Industrial Air Conditioning

Certain manufacturing processes call for close control of temperature and relative humidity. A typical control system is shown in Fig. 13.45. The humidistat may be of the single-pole, double-throw type.
On a rise in room humidity, the refrigeration compressor cuts in for the purpose of dehumidification. Since the sensible capacity of the cooling coil usually is much higher than the sensible load, whereas the latent capacity does not differ too much from the latent load, undercooling results. The room thermostat will then send enough steam or hot water to the reheat coil to maintain proper room temperature.
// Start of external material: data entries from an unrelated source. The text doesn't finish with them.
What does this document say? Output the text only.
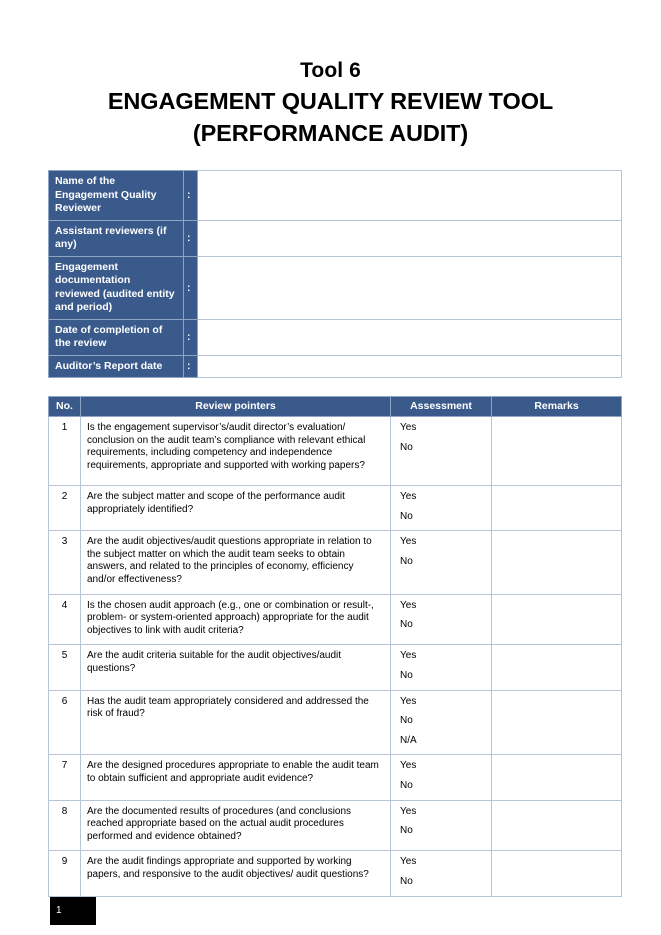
Tool 6
ENGAGEMENT QUALITY REVIEW TOOL
(PERFORMANCE AUDIT)
Name of the Engagement Quality Reviewer	:	
Assistant reviewers (if any)	:	
Engagement documentation reviewed (audited entity and period)	:	
Date of completion of the review	:	
Auditor’s Report date	:	
No.	Review pointers	Assessment	Remarks
1	Is the engagement supervisor’s/audit director’s evaluation/ conclusion on the audit team’s compliance with relevant ethical requirements, including competency and independence requirements, appropriate and supported with working papers?	Yes
No	

2	Are the subject matter and scope of the performance audit appropriately identified?	Yes
No	

3	Are the audit objectives/audit questions appropriate in relation to the subject matter on which the audit team seeks to obtain answers, and related to the principles of economy, efficiency and/or effectiveness?	Yes
No	

4	Is the chosen audit approach (e.g., one or combination or result-, problem- or system-oriented approach) appropriate for the audit objectives to link with audit criteria?	Yes
No	

5	Are the audit criteria suitable for the audit objectives/audit questions?	Yes
No	

6	Has the audit team appropriately considered and addressed the risk of fraud?	Yes
No
N/A	

7	Are the designed procedures appropriate to enable the audit team to obtain sufficient and appropriate audit evidence?	Yes
No	

8	Are the documented results of procedures (and conclusions reached appropriate based on the actual audit procedures performed and evidence obtained?	Yes
No	

9	Are the audit findings appropriate and supported by working papers, and responsive to the audit objectives/ audit questions?	Yes
No	

1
A small drop in room relative humidity will cut off the compressor. A further drop in room relative humidity will energize the water or steam solenoid valve to add moisture to the air. The thermostat is also arranged to cut off all steam from  the reheat coil when the room temperature reaches the thermostat setting. However, there may be periods when the humidistat will not call for the operation of the refrigeration compressor and the room temperature will climb above the thermostat setting. An arrangement is provided for the thermostat to cut in the compressor to counteract the increase in room temperature.
When calculating the load for an industrial system, designers should allow for the thermal capacity and moisture content of the manufactured product entering and leaving the room. Often, this part of the load is a considerable percentage of the total.